Network access control can help IT departments that use virtual machines in their data centres, but only if they are careful about the rest of their security controls. Since virtual servers can move around a data centre and a dynamic virtual local area network (LAN) can shift as the servers move, virtualization presents unique challenges for NAC. Not only can network access control for virtual machines expose unintended security flaws, but it can also make it difficult for businesses to adhere to data auditing requirements. This is due to the fact that conventional security approaches use IP addresses to locate endpoints. Since virtual machines are dynamic and move around, they are more difficult to secure.
Furthermore, virtual machines are simple and quick to set up, which means that novice IT administrators might set up a virtual machine without putting in place all of the necessary network access controls.
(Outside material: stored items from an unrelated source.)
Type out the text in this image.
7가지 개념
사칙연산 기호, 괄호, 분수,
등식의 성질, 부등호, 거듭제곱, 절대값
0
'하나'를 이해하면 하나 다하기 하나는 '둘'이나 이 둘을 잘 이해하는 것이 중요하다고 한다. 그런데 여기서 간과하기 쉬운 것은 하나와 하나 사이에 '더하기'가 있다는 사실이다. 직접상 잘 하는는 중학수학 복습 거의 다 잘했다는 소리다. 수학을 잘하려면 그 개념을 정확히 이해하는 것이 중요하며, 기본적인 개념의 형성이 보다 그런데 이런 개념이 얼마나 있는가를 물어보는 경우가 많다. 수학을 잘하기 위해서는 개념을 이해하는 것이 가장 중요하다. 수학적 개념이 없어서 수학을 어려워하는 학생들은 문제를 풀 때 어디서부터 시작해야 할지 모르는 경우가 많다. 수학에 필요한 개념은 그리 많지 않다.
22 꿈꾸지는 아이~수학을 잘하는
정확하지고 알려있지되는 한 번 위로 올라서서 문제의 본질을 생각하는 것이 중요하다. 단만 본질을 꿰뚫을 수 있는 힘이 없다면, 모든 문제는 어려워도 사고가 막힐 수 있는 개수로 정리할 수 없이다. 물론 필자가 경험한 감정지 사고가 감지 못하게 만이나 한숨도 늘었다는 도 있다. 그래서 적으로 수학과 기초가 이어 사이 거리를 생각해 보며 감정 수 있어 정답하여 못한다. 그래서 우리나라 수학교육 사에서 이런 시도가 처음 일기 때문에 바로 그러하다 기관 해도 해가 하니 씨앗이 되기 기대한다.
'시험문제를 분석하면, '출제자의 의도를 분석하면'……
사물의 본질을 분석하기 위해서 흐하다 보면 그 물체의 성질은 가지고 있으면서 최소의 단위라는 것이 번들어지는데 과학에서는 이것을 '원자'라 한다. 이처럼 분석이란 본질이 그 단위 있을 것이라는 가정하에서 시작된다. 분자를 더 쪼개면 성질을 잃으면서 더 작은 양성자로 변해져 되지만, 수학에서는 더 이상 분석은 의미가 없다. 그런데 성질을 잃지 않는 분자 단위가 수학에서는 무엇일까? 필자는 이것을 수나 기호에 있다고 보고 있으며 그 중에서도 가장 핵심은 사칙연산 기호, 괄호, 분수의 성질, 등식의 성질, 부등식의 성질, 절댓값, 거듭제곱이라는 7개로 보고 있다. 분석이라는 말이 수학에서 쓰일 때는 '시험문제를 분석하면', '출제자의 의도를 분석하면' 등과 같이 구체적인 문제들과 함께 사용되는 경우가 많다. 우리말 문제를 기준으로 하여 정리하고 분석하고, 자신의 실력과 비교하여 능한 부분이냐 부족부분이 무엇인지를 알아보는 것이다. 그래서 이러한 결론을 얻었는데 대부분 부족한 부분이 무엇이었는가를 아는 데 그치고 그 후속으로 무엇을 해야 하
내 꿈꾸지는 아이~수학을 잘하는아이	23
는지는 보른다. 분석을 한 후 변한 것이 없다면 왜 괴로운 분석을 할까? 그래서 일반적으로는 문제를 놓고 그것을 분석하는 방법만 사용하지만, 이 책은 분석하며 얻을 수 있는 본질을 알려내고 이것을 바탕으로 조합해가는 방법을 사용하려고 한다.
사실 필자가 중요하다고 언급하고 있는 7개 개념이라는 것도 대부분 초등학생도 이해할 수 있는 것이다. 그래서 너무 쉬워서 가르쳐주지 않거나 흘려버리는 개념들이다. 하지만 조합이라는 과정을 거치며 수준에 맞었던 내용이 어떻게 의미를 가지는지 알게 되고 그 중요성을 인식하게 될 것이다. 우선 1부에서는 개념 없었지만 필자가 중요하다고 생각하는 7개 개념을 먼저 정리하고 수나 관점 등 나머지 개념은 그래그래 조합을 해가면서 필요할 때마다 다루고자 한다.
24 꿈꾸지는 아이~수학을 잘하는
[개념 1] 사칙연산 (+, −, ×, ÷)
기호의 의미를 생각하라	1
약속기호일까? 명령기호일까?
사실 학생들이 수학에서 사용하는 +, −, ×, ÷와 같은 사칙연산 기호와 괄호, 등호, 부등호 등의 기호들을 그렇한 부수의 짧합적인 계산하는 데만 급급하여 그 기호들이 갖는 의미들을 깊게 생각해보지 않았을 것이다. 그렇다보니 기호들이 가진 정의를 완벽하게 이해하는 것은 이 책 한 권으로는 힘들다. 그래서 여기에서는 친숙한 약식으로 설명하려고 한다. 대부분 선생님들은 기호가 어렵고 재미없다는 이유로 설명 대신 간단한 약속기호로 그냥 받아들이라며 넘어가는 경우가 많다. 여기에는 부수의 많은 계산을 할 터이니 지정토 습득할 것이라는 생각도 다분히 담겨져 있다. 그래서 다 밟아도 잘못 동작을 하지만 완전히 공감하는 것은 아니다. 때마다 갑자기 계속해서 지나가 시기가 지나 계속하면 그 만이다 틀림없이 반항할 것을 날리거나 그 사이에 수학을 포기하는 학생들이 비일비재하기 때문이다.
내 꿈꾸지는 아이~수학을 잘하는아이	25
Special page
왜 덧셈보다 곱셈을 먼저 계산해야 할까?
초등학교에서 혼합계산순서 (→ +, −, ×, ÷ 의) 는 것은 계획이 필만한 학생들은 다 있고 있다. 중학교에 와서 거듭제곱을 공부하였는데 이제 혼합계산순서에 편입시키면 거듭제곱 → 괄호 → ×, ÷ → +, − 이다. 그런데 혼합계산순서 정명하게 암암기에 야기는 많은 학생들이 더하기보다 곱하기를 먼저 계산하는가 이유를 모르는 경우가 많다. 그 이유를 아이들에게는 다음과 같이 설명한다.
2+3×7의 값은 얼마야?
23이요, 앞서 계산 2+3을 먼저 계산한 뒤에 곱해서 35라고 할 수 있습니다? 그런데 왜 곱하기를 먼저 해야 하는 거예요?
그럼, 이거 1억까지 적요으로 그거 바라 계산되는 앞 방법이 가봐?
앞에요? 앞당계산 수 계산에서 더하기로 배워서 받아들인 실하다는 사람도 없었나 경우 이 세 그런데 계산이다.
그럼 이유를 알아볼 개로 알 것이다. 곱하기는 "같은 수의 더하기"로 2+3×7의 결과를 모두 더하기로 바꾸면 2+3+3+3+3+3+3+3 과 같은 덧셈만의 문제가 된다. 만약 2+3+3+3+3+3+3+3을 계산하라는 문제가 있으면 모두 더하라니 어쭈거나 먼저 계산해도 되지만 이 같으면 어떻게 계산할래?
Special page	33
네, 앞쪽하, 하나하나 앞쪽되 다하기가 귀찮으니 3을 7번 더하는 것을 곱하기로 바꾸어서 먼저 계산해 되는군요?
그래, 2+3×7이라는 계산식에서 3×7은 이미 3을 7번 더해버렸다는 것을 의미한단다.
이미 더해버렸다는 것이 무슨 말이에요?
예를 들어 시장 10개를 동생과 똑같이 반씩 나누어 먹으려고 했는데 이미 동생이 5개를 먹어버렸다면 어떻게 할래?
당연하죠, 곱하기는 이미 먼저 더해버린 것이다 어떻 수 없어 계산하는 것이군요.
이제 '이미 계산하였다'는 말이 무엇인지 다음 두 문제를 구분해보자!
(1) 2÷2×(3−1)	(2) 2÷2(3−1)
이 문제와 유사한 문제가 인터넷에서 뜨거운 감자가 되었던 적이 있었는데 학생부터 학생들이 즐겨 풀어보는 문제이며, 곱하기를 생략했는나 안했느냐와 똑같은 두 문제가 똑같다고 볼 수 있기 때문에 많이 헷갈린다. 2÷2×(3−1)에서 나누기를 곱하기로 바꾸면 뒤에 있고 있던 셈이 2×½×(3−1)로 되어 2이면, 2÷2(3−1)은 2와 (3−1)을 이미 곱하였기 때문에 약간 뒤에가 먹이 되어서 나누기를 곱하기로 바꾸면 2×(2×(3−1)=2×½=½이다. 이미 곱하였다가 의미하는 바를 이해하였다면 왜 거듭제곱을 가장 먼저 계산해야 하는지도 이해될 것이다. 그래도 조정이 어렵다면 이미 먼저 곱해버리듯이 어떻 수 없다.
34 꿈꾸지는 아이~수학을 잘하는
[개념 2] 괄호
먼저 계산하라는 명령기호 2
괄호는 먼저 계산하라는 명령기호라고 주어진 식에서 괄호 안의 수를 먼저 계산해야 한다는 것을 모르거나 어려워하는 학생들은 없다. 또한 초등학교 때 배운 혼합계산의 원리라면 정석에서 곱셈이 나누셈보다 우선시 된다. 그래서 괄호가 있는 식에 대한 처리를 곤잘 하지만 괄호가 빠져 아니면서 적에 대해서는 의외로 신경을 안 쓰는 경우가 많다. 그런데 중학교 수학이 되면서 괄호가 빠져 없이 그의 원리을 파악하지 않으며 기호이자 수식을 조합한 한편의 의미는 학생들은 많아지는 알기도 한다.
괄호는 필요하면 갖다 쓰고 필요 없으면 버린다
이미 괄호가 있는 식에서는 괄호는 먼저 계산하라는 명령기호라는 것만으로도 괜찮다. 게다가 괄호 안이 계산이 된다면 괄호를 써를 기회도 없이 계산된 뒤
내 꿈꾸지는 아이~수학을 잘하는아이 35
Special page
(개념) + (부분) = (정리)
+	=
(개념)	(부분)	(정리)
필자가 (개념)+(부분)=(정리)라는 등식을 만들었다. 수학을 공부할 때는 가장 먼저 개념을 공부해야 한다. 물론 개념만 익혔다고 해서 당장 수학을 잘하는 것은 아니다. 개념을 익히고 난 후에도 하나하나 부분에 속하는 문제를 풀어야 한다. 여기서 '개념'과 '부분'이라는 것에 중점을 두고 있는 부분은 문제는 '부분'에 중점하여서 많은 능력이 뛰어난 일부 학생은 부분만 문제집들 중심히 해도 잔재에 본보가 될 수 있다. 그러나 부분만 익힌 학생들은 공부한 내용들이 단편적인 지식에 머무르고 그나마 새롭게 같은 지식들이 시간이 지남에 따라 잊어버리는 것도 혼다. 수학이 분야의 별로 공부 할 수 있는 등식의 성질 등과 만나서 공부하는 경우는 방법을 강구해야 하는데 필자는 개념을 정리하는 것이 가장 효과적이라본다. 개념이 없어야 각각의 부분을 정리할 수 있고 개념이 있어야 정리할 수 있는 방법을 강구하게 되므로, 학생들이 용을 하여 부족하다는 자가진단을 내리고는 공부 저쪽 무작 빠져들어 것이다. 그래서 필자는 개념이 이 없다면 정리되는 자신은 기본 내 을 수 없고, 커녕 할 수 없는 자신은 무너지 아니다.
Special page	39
Another weakness happens when virtual machines are brought back from a state of inactivity. If new updates were released when the server was in rest mode, they could not be implemented when the system is re-deployed. To ensure that everything on their network, down to the application level, is safe, a growing number of organisations are incorporating application security into their network security controls.
What forms of network access control are there?
Network access control can be divided into two categories. Both of these elements of network security are critical:
Pre-admission: The first form of network access control is known as pre-admission because it occurs before network access is granted, when a user or endpoint device requests network access. A pre-admission network control reviews the access request and only allows entry if the system or user making the request can demonstrate compliance with corporate security policies and authorization to access the network.
Post-admission network access control occurs when a user or computer attempts to access a certain section of the network after being admitted. If pre-admission network access control fails, post-admission network access control will limit lateral movement within the network, limiting the damage caused by a cyber attack. Any time a user or computer wants to travel to a different part of the network, they must re-authenticate.